I’ve said in the past that barbecue sauces that taste great on barbecue rarely taste good on their own. They’re thinner and more acidic than your average supermarket sauce. Most fast food restaurants aim for the latter style. Thick barbecue sauces with lots of sugar taste good on their own—and also on fries. I tested them with fries because that’s what I consider the highest and best use of fast food barbecue sauce. I used McDonald’s fries for every tasting because I wanted to ensure that I enjoyed the experience.
All the sauces except Shake Shack listed their ingredients on the label. If you read my piece on fast food barbecue, you know the importance of “natural smoke flavor” in this type of sauce, and every one of them includes it. I contacted Shake Shack for its ingredient list, and a representative said their sauce contains mustard, tomato paste, vinegar, molasses, natural smoke flavor, and spices.
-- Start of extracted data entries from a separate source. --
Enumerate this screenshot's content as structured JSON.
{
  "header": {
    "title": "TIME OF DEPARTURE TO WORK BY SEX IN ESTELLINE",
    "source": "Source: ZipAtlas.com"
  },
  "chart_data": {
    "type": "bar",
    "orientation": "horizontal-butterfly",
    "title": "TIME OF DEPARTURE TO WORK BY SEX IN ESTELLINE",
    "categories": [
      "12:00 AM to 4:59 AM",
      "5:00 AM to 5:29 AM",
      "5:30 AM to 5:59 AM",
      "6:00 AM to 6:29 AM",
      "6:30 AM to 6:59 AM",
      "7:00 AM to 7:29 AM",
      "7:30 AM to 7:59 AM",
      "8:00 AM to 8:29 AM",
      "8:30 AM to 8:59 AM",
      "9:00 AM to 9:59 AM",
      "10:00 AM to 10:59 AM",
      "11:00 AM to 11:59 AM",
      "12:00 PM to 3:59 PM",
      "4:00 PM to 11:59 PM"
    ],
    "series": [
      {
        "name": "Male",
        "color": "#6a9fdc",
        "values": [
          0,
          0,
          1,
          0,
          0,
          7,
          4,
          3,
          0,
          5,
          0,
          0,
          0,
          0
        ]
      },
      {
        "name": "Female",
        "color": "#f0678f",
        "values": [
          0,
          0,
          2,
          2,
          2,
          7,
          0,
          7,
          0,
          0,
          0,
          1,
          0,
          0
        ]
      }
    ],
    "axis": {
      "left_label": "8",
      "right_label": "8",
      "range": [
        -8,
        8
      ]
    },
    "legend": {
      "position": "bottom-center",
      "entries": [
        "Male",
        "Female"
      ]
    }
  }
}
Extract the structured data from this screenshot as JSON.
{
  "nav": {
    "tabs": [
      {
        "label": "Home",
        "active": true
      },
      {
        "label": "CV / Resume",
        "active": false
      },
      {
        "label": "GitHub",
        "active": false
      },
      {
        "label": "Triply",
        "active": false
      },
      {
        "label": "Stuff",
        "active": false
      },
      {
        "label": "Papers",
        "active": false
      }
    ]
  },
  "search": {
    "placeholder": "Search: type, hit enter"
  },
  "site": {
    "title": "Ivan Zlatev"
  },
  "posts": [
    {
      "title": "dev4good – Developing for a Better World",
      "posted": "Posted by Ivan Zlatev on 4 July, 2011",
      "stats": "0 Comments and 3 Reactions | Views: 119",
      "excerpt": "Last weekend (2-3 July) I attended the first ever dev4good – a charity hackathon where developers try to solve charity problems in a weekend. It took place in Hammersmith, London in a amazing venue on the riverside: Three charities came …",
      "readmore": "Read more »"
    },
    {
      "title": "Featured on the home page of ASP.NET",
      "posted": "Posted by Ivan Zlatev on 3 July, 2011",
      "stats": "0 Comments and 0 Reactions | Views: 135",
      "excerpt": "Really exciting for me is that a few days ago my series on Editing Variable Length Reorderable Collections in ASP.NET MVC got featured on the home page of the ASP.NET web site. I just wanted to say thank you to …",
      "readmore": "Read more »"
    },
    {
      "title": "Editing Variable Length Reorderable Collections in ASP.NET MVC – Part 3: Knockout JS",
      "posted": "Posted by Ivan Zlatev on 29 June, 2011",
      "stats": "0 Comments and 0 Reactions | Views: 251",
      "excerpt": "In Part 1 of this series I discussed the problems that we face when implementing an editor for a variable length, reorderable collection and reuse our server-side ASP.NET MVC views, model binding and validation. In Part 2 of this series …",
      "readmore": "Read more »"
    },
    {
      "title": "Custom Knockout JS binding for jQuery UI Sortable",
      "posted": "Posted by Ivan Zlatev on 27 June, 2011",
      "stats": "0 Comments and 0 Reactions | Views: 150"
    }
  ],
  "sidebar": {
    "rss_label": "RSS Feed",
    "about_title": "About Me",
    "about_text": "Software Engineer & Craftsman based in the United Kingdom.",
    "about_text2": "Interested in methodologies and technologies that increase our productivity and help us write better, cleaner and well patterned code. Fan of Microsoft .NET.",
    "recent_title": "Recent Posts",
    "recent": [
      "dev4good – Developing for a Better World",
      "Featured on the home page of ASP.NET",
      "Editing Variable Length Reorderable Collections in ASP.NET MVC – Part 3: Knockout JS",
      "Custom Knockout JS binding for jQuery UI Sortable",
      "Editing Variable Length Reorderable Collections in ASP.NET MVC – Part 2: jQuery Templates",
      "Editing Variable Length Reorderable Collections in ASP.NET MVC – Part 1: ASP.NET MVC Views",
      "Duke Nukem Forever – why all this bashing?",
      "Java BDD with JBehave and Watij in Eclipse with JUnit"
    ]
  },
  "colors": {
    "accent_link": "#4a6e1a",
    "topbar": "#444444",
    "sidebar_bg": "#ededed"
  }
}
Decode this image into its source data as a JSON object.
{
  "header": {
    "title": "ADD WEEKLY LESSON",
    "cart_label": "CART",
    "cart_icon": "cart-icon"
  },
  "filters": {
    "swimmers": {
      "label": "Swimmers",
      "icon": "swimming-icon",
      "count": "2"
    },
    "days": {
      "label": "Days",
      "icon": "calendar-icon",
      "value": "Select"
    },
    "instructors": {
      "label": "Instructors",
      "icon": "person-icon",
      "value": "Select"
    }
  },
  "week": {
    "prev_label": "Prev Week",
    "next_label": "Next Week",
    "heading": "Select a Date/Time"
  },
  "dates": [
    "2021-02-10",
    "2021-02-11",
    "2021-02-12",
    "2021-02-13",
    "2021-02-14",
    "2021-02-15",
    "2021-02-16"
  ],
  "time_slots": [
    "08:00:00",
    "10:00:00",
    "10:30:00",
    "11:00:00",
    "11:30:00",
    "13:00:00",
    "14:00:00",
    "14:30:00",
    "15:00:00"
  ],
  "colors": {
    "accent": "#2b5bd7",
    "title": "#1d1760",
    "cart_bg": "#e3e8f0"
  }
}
It was one of the few sauces with mustard. Also, Shake Shack’s, Jack-in-the Box’s, Sonic’s, and Chick-fil-A’s were the only sauces that didn’t have more sugar or corn syrup than tomatoes. Sonic’s was the lone sauce with more vinegar than tomatoes, and Chick-fil-A’s Honey Roasted BBQ was thankfully the only mayonnaise-based sauce. I was hoping for some frites-and-aioli vibe, but nope.
Before we get to the winners, I’ll offer a few observations. I wasn’t expecting any subtlety in the lineup, but the Jack-in-the-Box sauce had a blend of spices reminiscent of apple butter. Chick-fil-A’s sweet sauce had a pie filling overtone. I applaud Sonic for going against the grain with the heavy vinegar flavor, but it didn’t stand a chance against the rush of sweetness from the others. The same goes for the bold spices in KFC’s sauce. The soy sauce kick was noticeable in McDonald’s, but it’s better as a dipping sauce for nuggets than for fries or on its own.
The top four finishers were:
Arby’s Tangy BBQ Sauce. It’s a cheap, middle-of-the-road bottled barbecue sauce, perfect on fries.
Church’s Chicken Honey BBQ Sauce. You can taste the chili powder and honey.
Shake Shack BBQ Sauce. Its zing of mustard is pronounced, especially alongside the others. Admittedly, I’ve always liked a bit of mustard in my ketchup for fries.
Wendy’s BBQ Sauce. The massive amounts of sugar and molasses, along with a strong flavor of liquid smoke (which I would find appalling on actual barbecue), were a perfect pairing for the salty, fatty fries. It also contained the highest number of spices, at least those divulged on the labels.
When I sampled the final four head to head, that mustard zing from Shake Shack was harsh. It’d still be my pick for nuggets, but it’s not the best fry dipper. The Arby’s sauce was too thick and too smoky, and the sweetness of the Wendy’s was overwhelming and one-dimensional compared with the winner.
Every time I went back to the Church’s Chicken Honey BBQ Sauce, I got a tang that was hard to pin down. Although it contains high fructose corn syrup, molasses, and honey, it somehow didn’t taste as sweet as Wendy’s. There’s no fast food sauce I’d rather dip my fries into than Church’s.